In una sua recente dichiarazione ha detto che comunicare il cibo significa cucinare, insomma ci sono troppi chef, cuochi che tendono a spiegare step by step la loro creazione, ma qual è la differenza tra chef e cuoco e cosa possono trasmettere in modo efficace ed efficiente ai loro clienti che poi sono ospiti del loro fare cucina?

«Noi abbiamo un privilegio di dispensare un pochino di piacere. Non è che un cuoco vive sull’invenzione, noi dobbiamo semplicemente parlare con quello che facciamo e ognuno ha il suo linguaggio. Lei scrive e io cucino. La cucina è una lingua che parla a tutti, non ha confini, si cucina in tutto il mondo. Tutti prima siamo stati cuochi e lo chef ragiona con una sua squadra, io la chiamo così, non mi piace chiamarla brigata, questo termine mi fa pensare al mondo militare.»

Cucina e arte sono vicine di casa. Lei si è mai ispirato a un artista nelle sue creazioni?

«Per me la cucina è una espressione artigianale, noi siamo artigiani e dipendiamo da una solo cosa che è la natura. Io ho avuto la fortuna di avere il ristorante all’interno di un museo e sono appassionato d’arte, ma la cucina è un’altra roba, è artigianato. Io mi ispiro alla natura che è l’artista più complesso. La natura e le esperienze di vita, ecco noi cuochi siamo questo.»

Perché i clienti si affezionano a lei..che cos’è il suo potenziale..il quid che la distingue?

«Ma che ne so. Ci sono tante persone che mi vogliono bene, una cliente ha realizzato un album fotografico dei primi 20 anni della nostra attività, sono 25 anni che ho aperto il ristorante. Noi non dobbiamo pretendere di piacere, ma fare un qualcosa che li renda felici in quel momento e che le faccia staccare un po’ dalla realtà.»

Ma secondo lei la questione che la gente ha perso il gusto è da sfatare o è ufficiale?

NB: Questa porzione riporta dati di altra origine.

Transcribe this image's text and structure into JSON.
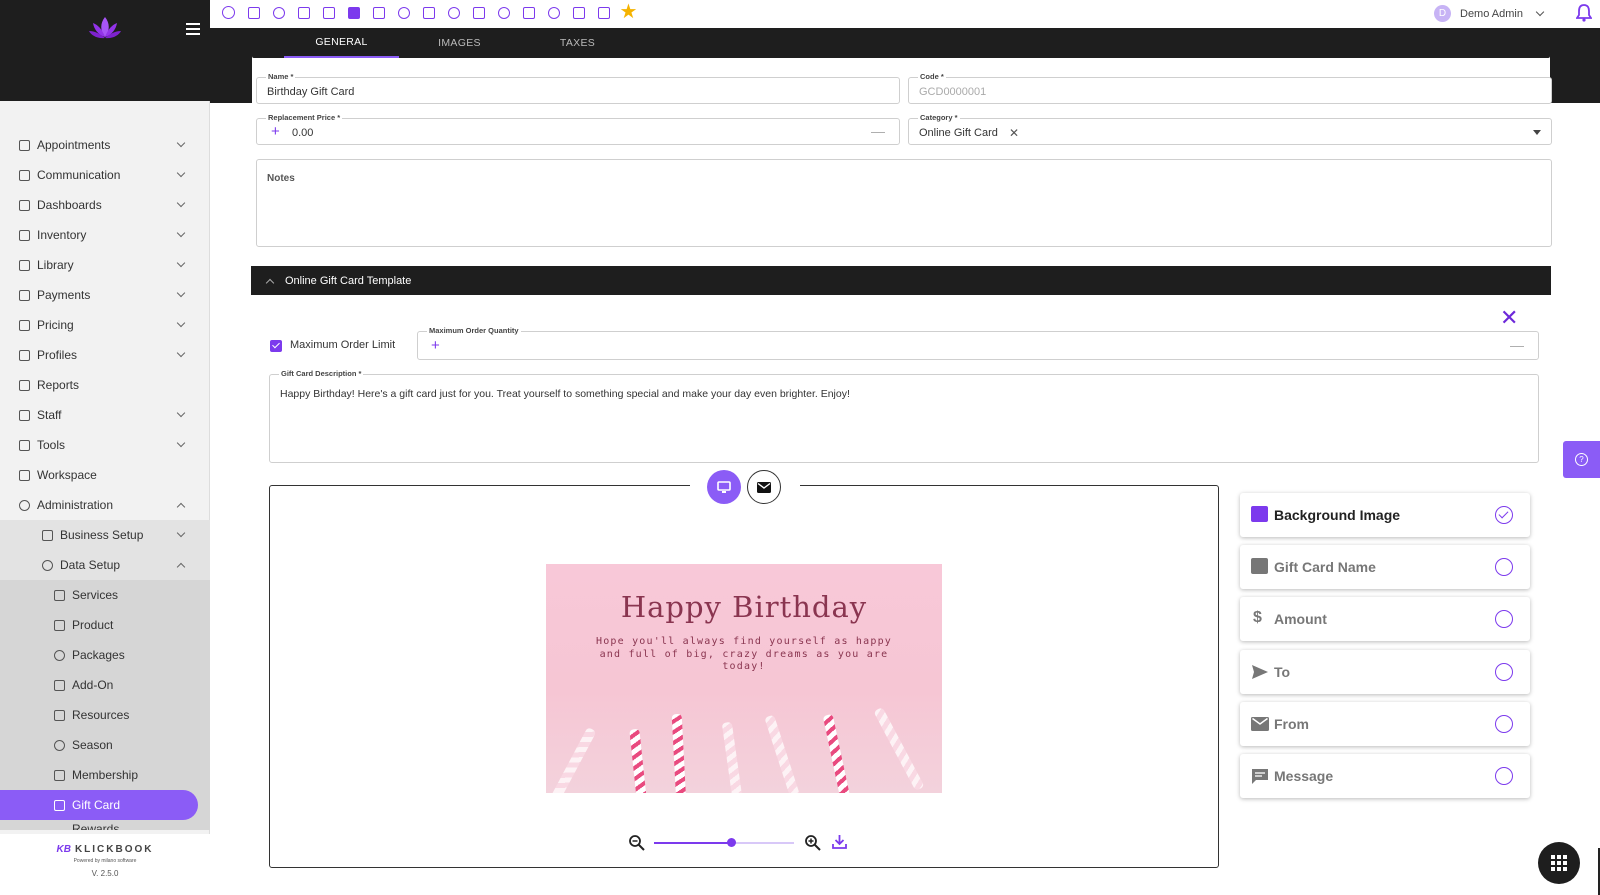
{
  "sidebar": {
    "items": [
      {
        "label": "Appointments"
      },
      {
        "label": "Communication"
      },
      {
        "label": "Dashboards"
      },
      {
        "label": "Inventory"
      },
      {
        "label": "Library"
      },
      {
        "label": "Payments"
      },
      {
        "label": "Pricing"
      },
      {
        "label": "Profiles"
      },
      {
        "label": "Reports"
      },
      {
        "label": "Staff"
      },
      {
        "label": "Tools"
      },
      {
        "label": "Workspace"
      },
      {
        "label": "Administration"
      }
    ],
    "admin_children": [
      {
        "label": "Business Setup"
      },
      {
        "label": "Data Setup"
      }
    ],
    "data_setup_children": [
      {
        "label": "Services"
      },
      {
        "label": "Product"
      },
      {
        "label": "Packages"
      },
      {
        "label": "Add-On"
      },
      {
        "label": "Resources"
      },
      {
        "label": "Season"
      },
      {
        "label": "Membership"
      },
      {
        "label": "Gift Card"
      },
      {
        "label": "Rewards"
      }
    ],
    "footer": {
      "brand": "KLICKBOOK",
      "mark": "KB",
      "powered": "Powered by milano software",
      "version": "V. 2.5.0"
    }
  },
  "topbar": {
    "icons": [
      "search-icon",
      "tune-icon",
      "spa-icon",
      "chair-icon",
      "grid-icon",
      "briefcase-icon",
      "id-card-icon",
      "tag-icon",
      "calendar-icon",
      "clock-icon",
      "list-icon",
      "face-icon",
      "scan-icon",
      "smile-icon",
      "split-icon",
      "chat-icon",
      "star-icon"
    ],
    "user": {
      "initial": "D",
      "name": "Demo Admin"
    }
  },
  "tabs": [
    {
      "label": "GENERAL",
      "active": true
    },
    {
      "label": "IMAGES",
      "active": false
    },
    {
      "label": "TAXES",
      "active": false
    }
  ],
  "form": {
    "name": {
      "label": "Name *",
      "value": "Birthday Gift Card"
    },
    "code": {
      "label": "Code *",
      "value": "GCD0000001"
    },
    "replacement_price": {
      "label": "Replacement Price *",
      "value": "0.00"
    },
    "category": {
      "label": "Category *",
      "value": "Online Gift Card"
    },
    "notes": {
      "label": "Notes",
      "value": ""
    }
  },
  "template_section": {
    "title": "Online Gift Card Template",
    "max_order_limit": {
      "label": "Maximum Order Limit",
      "checked": true
    },
    "max_order_quantity": {
      "label": "Maximum Order Quantity",
      "value": ""
    },
    "description": {
      "label": "Gift Card Description *",
      "value": "Happy Birthday! Here's a gift card just for you. Treat yourself to something special and make your day even brighter. Enjoy!"
    },
    "card": {
      "title": "Happy Birthday",
      "message": "Hope you'll always find yourself as happy and full of big, crazy dreams as you are today!"
    },
    "zoom_level": 0.55,
    "options": [
      {
        "label": "Background Image",
        "icon": "image-icon",
        "selected": true
      },
      {
        "label": "Gift Card Name",
        "icon": "monitor-icon",
        "selected": false
      },
      {
        "label": "Amount",
        "icon": "dollar-icon",
        "selected": false
      },
      {
        "label": "To",
        "icon": "send-icon",
        "selected": false
      },
      {
        "label": "From",
        "icon": "mail-icon",
        "selected": false
      },
      {
        "label": "Message",
        "icon": "message-icon",
        "selected": false
      }
    ]
  },
  "colors": {
    "accent": "#8b5cf6",
    "dark": "#1e1e1e",
    "star": "#f5b301"
  }
}
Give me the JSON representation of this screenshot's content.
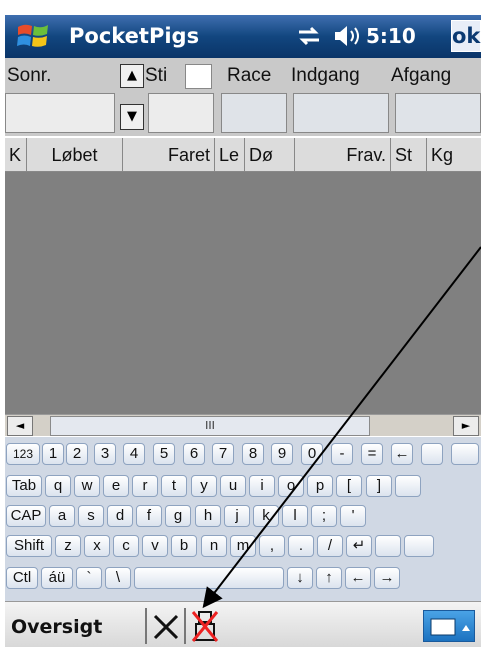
{
  "titlebar": {
    "app_title": "PocketPigs",
    "time": "5:10",
    "ok_label": "ok"
  },
  "form": {
    "labels": {
      "sonr": "Sonr.",
      "sti": "Sti",
      "race": "Race",
      "indgang": "Indgang",
      "afgang": "Afgang"
    },
    "spin_up": "▲",
    "spin_down": "▼",
    "values": {
      "sonr": "",
      "sti": "",
      "race": "",
      "indgang": "",
      "afgang": ""
    }
  },
  "columns": [
    "K",
    "Løbet",
    "Faret",
    "Le",
    "Dø",
    "Frav.",
    "St",
    "Kg"
  ],
  "scrollbar": {
    "left": "◄",
    "right": "►",
    "thumb": "III"
  },
  "keyboard": {
    "row1": [
      "123",
      "1",
      "2",
      "3",
      "4",
      "5",
      "6",
      "7",
      "8",
      "9",
      "0",
      "-",
      "=",
      "←"
    ],
    "row2": [
      "Tab",
      "q",
      "w",
      "e",
      "r",
      "t",
      "y",
      "u",
      "i",
      "o",
      "p",
      "[",
      "]"
    ],
    "row3": [
      "CAP",
      "a",
      "s",
      "d",
      "f",
      "g",
      "h",
      "j",
      "k",
      "l",
      ";",
      "'"
    ],
    "row4": [
      "Shift",
      "z",
      "x",
      "c",
      "v",
      "b",
      "n",
      "m",
      ",",
      ".",
      "/",
      "↵"
    ],
    "row5": [
      "Ctl",
      "áü",
      "`",
      "\\",
      "",
      "↓",
      "↑",
      "←",
      "→"
    ]
  },
  "bottombar": {
    "softkey_left": "Oversigt"
  },
  "colors": {
    "title_bg": "#12467f",
    "grid_bg": "#808080",
    "keyboard_bg": "#d0d8e4"
  }
}
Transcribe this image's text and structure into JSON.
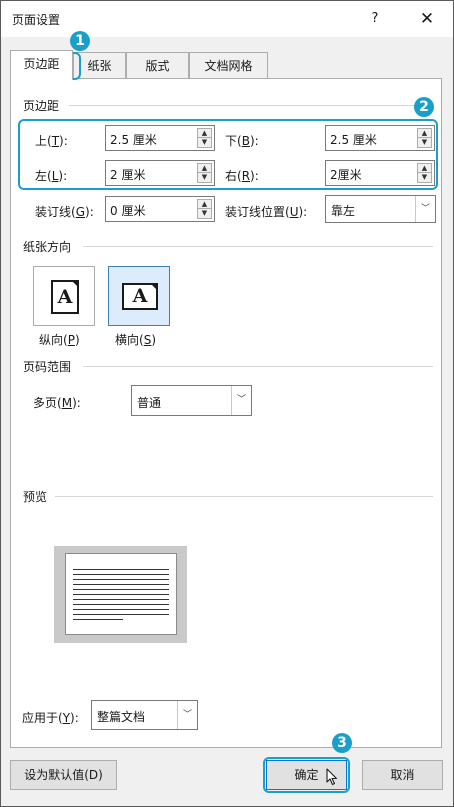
{
  "window": {
    "title": "页面设置",
    "help_label": "?",
    "close_label": "✕"
  },
  "tabs": [
    {
      "label": "页边距",
      "active": true
    },
    {
      "label": "纸张",
      "active": false
    },
    {
      "label": "版式",
      "active": false
    },
    {
      "label": "文档网格",
      "active": false
    }
  ],
  "margins": {
    "section_title": "页边距",
    "top": {
      "label": "上",
      "key": "T",
      "value": "2.5 厘米"
    },
    "bottom": {
      "label": "下",
      "key": "B",
      "value": "2.5 厘米"
    },
    "left": {
      "label": "左",
      "key": "L",
      "value": "2 厘米"
    },
    "right": {
      "label": "右",
      "key": "R",
      "value": "2厘米"
    },
    "gutter": {
      "label": "装订线",
      "key": "G",
      "value": "0 厘米"
    },
    "gutter_position": {
      "label": "装订线位置",
      "key": "U",
      "value": "靠左"
    }
  },
  "orientation": {
    "section_title": "纸张方向",
    "portrait": {
      "label": "纵向",
      "key": "P",
      "glyph": "A",
      "icon": "portrait-page-icon"
    },
    "landscape": {
      "label": "横向",
      "key": "S",
      "glyph": "A",
      "icon": "landscape-page-icon",
      "selected": true
    }
  },
  "pages": {
    "section_title": "页码范围",
    "multiple_label": "多页",
    "multiple_key": "M",
    "multiple_value": "普通"
  },
  "preview": {
    "section_title": "预览"
  },
  "apply": {
    "label": "应用于",
    "key": "Y",
    "value": "整篇文档"
  },
  "buttons": {
    "set_default": "设为默认值(D)",
    "ok": "确定",
    "cancel": "取消"
  },
  "annotations": [
    "1",
    "2",
    "3"
  ],
  "colors": {
    "annotation": "#1aa0c8",
    "selected_bg": "#dcecfc",
    "default_button_border": "#0078d7"
  }
}
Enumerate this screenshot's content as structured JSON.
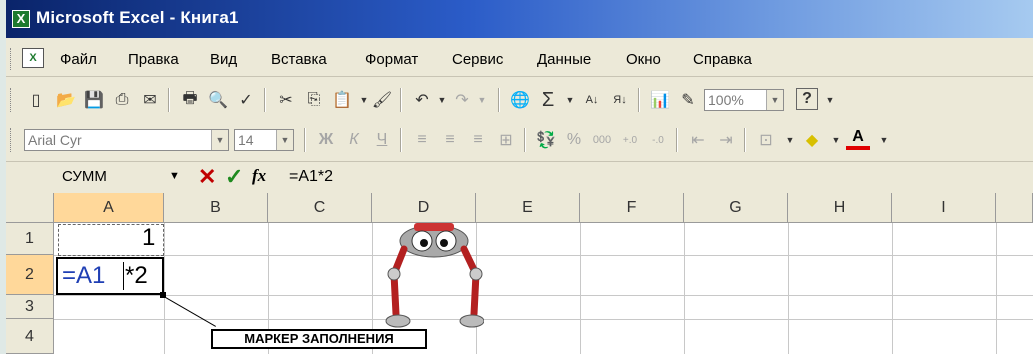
{
  "window": {
    "title": "Microsoft Excel - Книга1"
  },
  "menu": [
    "Файл",
    "Правка",
    "Вид",
    "Вставка",
    "Формат",
    "Сервис",
    "Данные",
    "Окно",
    "Справка"
  ],
  "toolbar": {
    "zoom": "100%",
    "help": "?"
  },
  "format_toolbar": {
    "font": "Arial Cyr",
    "size": "14",
    "bold": "Ж",
    "italic": "К",
    "underline": "Ч",
    "percent": "%",
    "thousands": "000"
  },
  "formula_bar": {
    "name_box": "СУММ",
    "fx_label": "fx",
    "formula": "=A1*2"
  },
  "columns": [
    "A",
    "B",
    "C",
    "D",
    "E",
    "F",
    "G",
    "H",
    "I"
  ],
  "rows": [
    "1",
    "2",
    "3",
    "4"
  ],
  "cells": {
    "A1": "1",
    "A2_ref": "=A1",
    "A2_rest": "*2"
  },
  "callout": "МАРКЕР ЗАПОЛНЕНИЯ",
  "colors": {
    "ref": "#1f3fb4",
    "cancel": "#c00000",
    "enter": "#1e8a1e"
  }
}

«Non è vero che la gente non ha gusto, ma a volte è vittima di quello che gli viene dato, di un’industria alimentare che tende a uniformare e ad essere piaciona. I bambini sono la cartina tornasole, quando trovano cose saporite e che hanno intensità, eccome se le mangiano.

Noi siamo animali che cercano il gusto. Non si deve cercare la quantità, ma l’intensità del sapore. Che sazia e aiuta a star bene. Ad esempio il fritto non fa male, è una cottura molto sana se fatta bene e tira su di morale, dobbiamo dare da mangiare anche all’anima sennò che si campa a fare? Bisognerebbe nutrire anche l’anima.»

Ci vuole svelare il segreto di riuscire in questa professione?

«Quello di mettersi letteralmente a disposizione degli altri, quando una persona decide di intraprendere questo mestiere lo fa per gli altri, non per se stesso, è un grande privilegio nella vita. Non deve essere un lavoro di moda ma per preservare delle tradizioni, non solo perché fa figo.»

La cucina e in particolare quella italiana delineata da contaminazioni nel corso della storia fino ai giorni nostri, diventa un linguaggio capace di unire popoli nella loro complessità.

Siamo sempre alla ricerca di quei sapori autentici che dal primo boccone arrivano dritti al cuore ma, anche dentro la testa.

Una sensazione che ci fa stare bene e viaggiare con equilibri di sapori e profumi anche di terre lontane.